5. A ‘ghost’ orchid that grows in almost complete darkness
Botanists were transfixed by the discovery of a ‘ghost’ orchid in Madagascar. Didymoplexis stella-silvae was named the “star of the forest” as it grows in almost complete darkness and has star-like flowers. This ethereal beauty is leafless and depends entirely on fungi for its energy. Its bright white flowers open immediately after rain before disappearing 24 hours later.
The unique orchid was one of 16 new species named last year, all from Madagascar, but unfortunately three were already thought to be extinct in the wild before being officially recorded. One, Habenaria crocodilium was first found by a crocodile enclosure and is now believed to be lost to a climate change driven flash flood.
“It really is a race against time to document the island’s incredible biodiversity before it’s lost,” says Kew researcher Johan Hermans.
4. A killer insect-trapping tobacco plant from Australia
A wild tobacco species has been reported to kill insects for the first time. It’s called Nicotiana insecticida and is one of seven new species of the plant family collected by scientists in Australia last year.
It might look pretty benign to the average passerby, but sticky glands enable it to snare and kill small insects such as gnats, aphids and flies. And its deadly nature is not diminished by distance. Seeds collected by a highway truck stop in Western Australia and cultivated back in the London glasshouses grew into killer plants too.
“The arid parts of Australia, which include most of the continent, have been thought of as almost barren with limited plant diversity, but in recent years these poorly studied areas have yielded many new and unusual species,” comments Kew scientist Professor Mark Chase.
“Nicotiana insecticida demonstrates well the adage that ‘tobacco kills’, although in this case it is insects that become ensnared on its sundew-like glandular hairs and die.”
3. Exploding firework flower threatened by palm oil plantations
Named for its resemblance to an exploding firework, this new primrose species, Ardisia pyrotechnica, was found growing up to four metres tall in the forest in Borneo.
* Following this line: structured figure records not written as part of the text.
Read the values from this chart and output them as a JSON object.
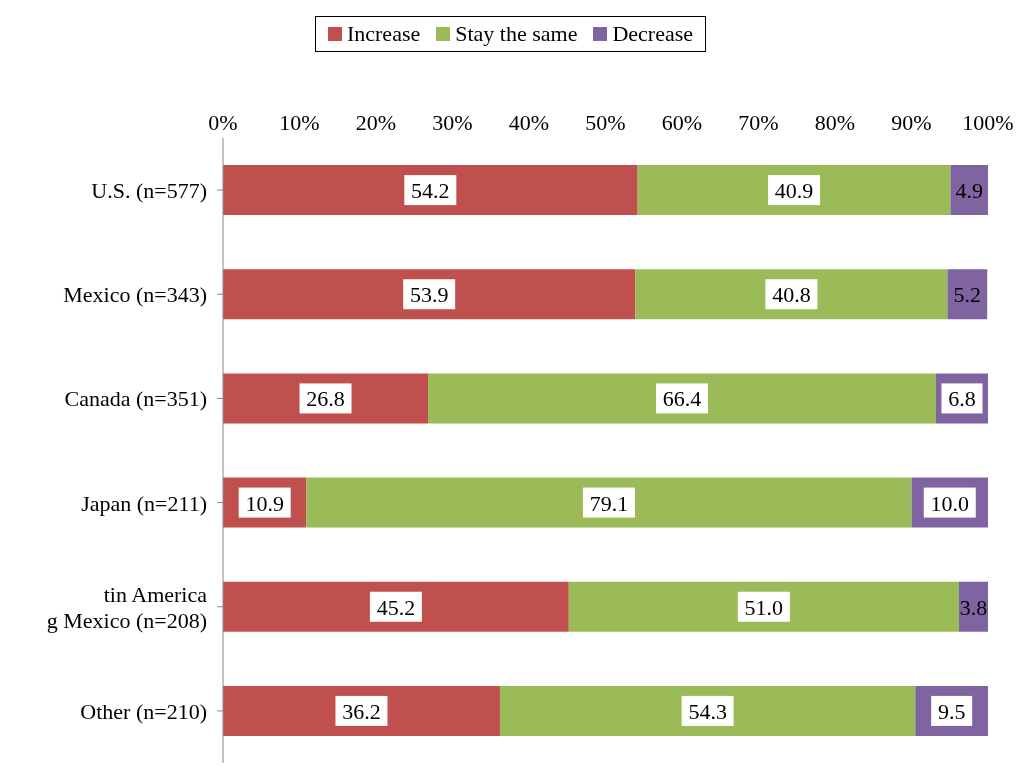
{
  "chart_data": {
    "type": "bar",
    "orientation": "horizontal",
    "stacked": true,
    "categories": [
      "U.S. (n=577)",
      "Mexico (n=343)",
      "Canada (n=351)",
      "Japan (n=211)",
      "tin America\ng Mexico (n=208)",
      "Other (n=210)"
    ],
    "series": [
      {
        "name": "Increase",
        "color": "#c0504d",
        "values": [
          54.2,
          53.9,
          26.8,
          10.9,
          45.2,
          36.2
        ],
        "value_labels": [
          "54.2",
          "53.9",
          "26.8",
          "10.9",
          "45.2",
          "36.2"
        ]
      },
      {
        "name": "Stay the same",
        "color": "#9bbb59",
        "values": [
          40.9,
          40.8,
          66.4,
          79.1,
          51.0,
          54.3
        ],
        "value_labels": [
          "40.9",
          "40.8",
          "66.4",
          "79.1",
          "51.0",
          "54.3"
        ]
      },
      {
        "name": "Decrease",
        "color": "#8064a2",
        "values": [
          4.9,
          5.2,
          6.8,
          10.0,
          3.8,
          9.5
        ],
        "value_labels": [
          "4.9",
          "5.2",
          "6.8",
          "10.0",
          "3.8",
          "9.5"
        ]
      }
    ],
    "xlim": [
      0,
      100
    ],
    "xticks": [
      {
        "value": 0,
        "label": "0%"
      },
      {
        "value": 10,
        "label": "10%"
      },
      {
        "value": 20,
        "label": "20%"
      },
      {
        "value": 30,
        "label": "30%"
      },
      {
        "value": 40,
        "label": "40%"
      },
      {
        "value": 50,
        "label": "50%"
      },
      {
        "value": 60,
        "label": "60%"
      },
      {
        "value": 70,
        "label": "70%"
      },
      {
        "value": 80,
        "label": "80%"
      },
      {
        "value": 90,
        "label": "90%"
      },
      {
        "value": 100,
        "label": "100%"
      }
    ],
    "grid": false,
    "legend": "top"
  }
}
One of the scientists who helped to name the species, Shuichiro Tagane from Kagoshima University in Japan, says “the firework forest primrose is named for the white flowers that stand out brilliantly when the plant flowers in July, and seeing the magnificent, flamboyant flowers is a real sparkling pick-me-up in the hot and humid tropical rainforest.”
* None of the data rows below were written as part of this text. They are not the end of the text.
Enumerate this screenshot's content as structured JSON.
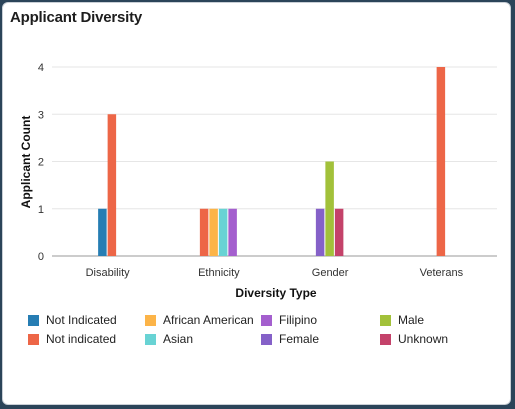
{
  "panel": {
    "title": "Applicant Diversity"
  },
  "chart_data": {
    "type": "bar",
    "title": "Applicant Diversity",
    "xlabel": "Diversity Type",
    "ylabel": "Applicant Count",
    "categories": [
      "Disability",
      "Ethnicity",
      "Gender",
      "Veterans"
    ],
    "ylim": [
      0,
      4
    ],
    "yticks": [
      0,
      1,
      2,
      3,
      4
    ],
    "grid": true,
    "legend_position": "bottom",
    "series": [
      {
        "name": "Not Indicated",
        "color": "#267db3",
        "values": [
          1,
          null,
          null,
          null
        ]
      },
      {
        "name": "Not indicated",
        "color": "#ed6647",
        "values": [
          3,
          1,
          null,
          4
        ]
      },
      {
        "name": "African American",
        "color": "#fcb448",
        "values": [
          null,
          1,
          null,
          null
        ]
      },
      {
        "name": "Asian",
        "color": "#68d3d4",
        "values": [
          null,
          1,
          null,
          null
        ]
      },
      {
        "name": "Filipino",
        "color": "#a45fce",
        "values": [
          null,
          1,
          null,
          null
        ]
      },
      {
        "name": "Female",
        "color": "#8561c8",
        "values": [
          null,
          null,
          1,
          null
        ]
      },
      {
        "name": "Male",
        "color": "#a2c13a",
        "values": [
          null,
          null,
          2,
          null
        ]
      },
      {
        "name": "Unknown",
        "color": "#c4426a",
        "values": [
          null,
          null,
          1,
          null
        ]
      }
    ]
  }
}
Unfortunately A. pyrotechnica is already assessed as critically endangered under IUCN criteria. A handful of plants have been found growing in just two locations with palm oil plantations threatening its survival.
2. A weird and wonderful pink voodoo lily
This extremely rare species, Pseudohydrosme ebo, is restricted to a small corner of the vast and amazingly diverse Ebo Forest of Cameroon – making it a neighbour to DiCaprio’s tree.
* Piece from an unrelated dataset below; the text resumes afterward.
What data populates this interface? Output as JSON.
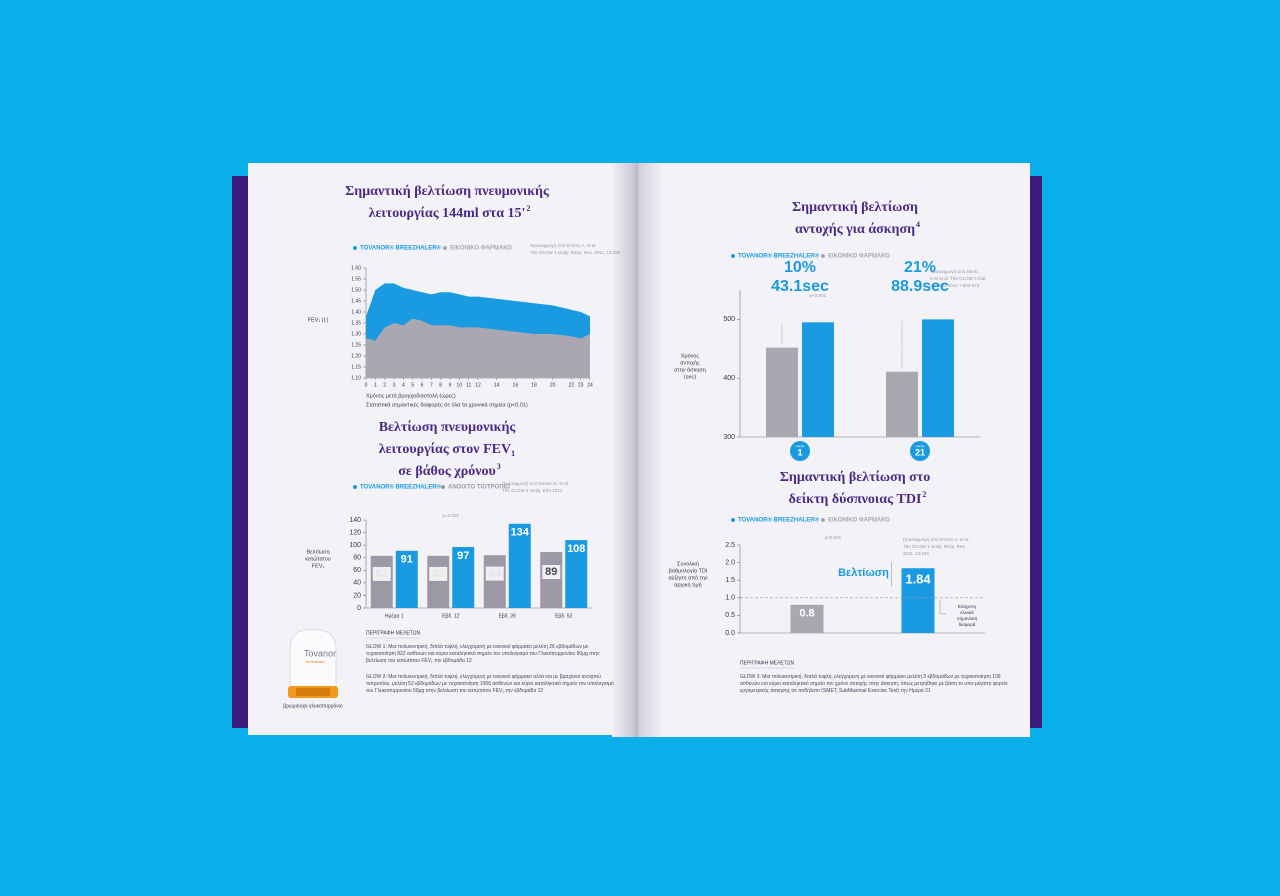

The forest is also the ancestral home of several local communities, including the Banen people, and 75 threatened species of plant – eight of which are unique to the forest.
The voodoo lily flowers from an underground tuber when its leaves have died back, and the flower spike can reach 30cm in height. It is the only member of the genus in Cameroon, with all the other species found in Gabon.
1. A rare British fungus with teeth instead of gills
A rare tooth fungus with refined taste, Hydnellum nemorosum has been found growing in the royal grounds of Windsor Park. It was actually collected in 2008, but it took mycologists 13 years to determine that the samples were from a new species.
It is one of a tiny group of fungi that form mushrooms with teeth under their caps, in place of gills. They thrive in poor soils with low nitrogen levels and have a mutually beneficial partnership with living tree roots, swapping soil minerals for leaf sugars. Populations have declined across Europe due to habitat loss and elevated levels of nitrogen in the air, so they’re now recognised as threatened with extinction at global and national levels.